Les ventes se font donc à des pays avec lesquels la Chine et la Russie ont déjà des liens forts et une coopération économique, croit Mme Ernoult. La Chine a fait beaucoup dans sa sous-région, alors que les Russes ont passé des accords avec certains pays d’Europe de l’Est, souligne-t-elle.

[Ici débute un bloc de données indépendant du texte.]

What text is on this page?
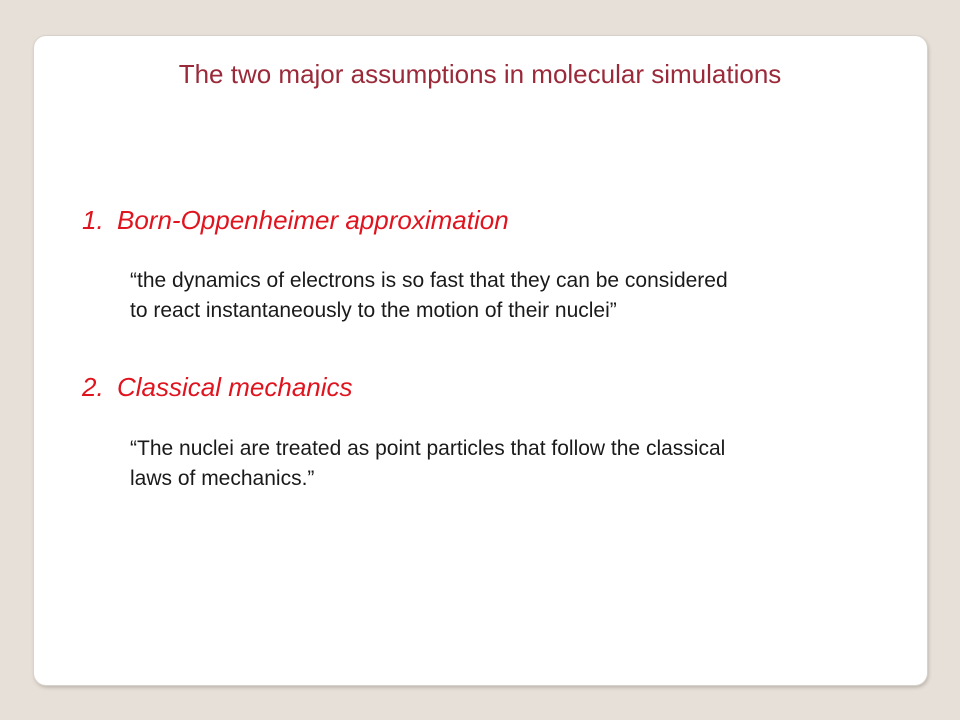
The two major assumptions in molecular simulations
1. Born-Oppenheimer approximation

“the dynamics of electrons is so fast that they can be considered
to react instantaneously to the motion of their nuclei”

2. Classical mechanics

“The nuclei are treated as point particles that follow the classical
laws of mechanics.”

Les achats suivent souvent la tenue d’essais cliniques dans les pays concernés. Ainsi, Sinovac a mené des essais en Indonésie, au Brésil et au Chili, qui ont ensuite commandé des millions de doses de vaccins. C’est la même chose pour Sinopharm au Maroc, en Égypte et au Pérou, notamment.
Après la diplomatie du masque, celle du vaccin
Ce sont surtout les dons aux pays à faible revenu qui préoccupent des organismes comme le Council on Foreign Relations. La plupart de ces dons ne sont pas destinés aux pays où la crise est la plus grave, et [avec des dons moyens de 150 000 doses] ils n’atteignent pas des proportions qui feraient une différence significative, affirme Thomas J. Bollyky.
Plus de la moitié des dons sont allés à des pays de la région de l’Asie-Pacifique, qui n’enregistrent que 8 % des cas de coronavirus déclarés dans le monde, souligne le chercheur. En contrepartie, l’Amérique latine, l’Europe centrale et certaines parties d’Afrique n’ont rien reçu, alors que c’est là que se trouvent les besoins en ce moment.
C’est ce qui nous fait dire que ce qui motive ces dons n’est pas de sauver des vies ni de mettre fin à la pandémie au plus vite, mais plutôt des intérêts nationaux et stratégiques. Thomas J. Bollyky, directeur du programme de santé mondiale au Council on Foreign Relations
Les dons chinois, par exemple, sont allés à 49 pays, dont 48 participent à l’initiative des nouvelles routes de la soie, souligne M. Bollyky. Il faut dire que Pékin fait la promotion de la coopération médicale dans le cadre de cette initiative et a déjà envoyé de l’équipement protecteur à ces pays.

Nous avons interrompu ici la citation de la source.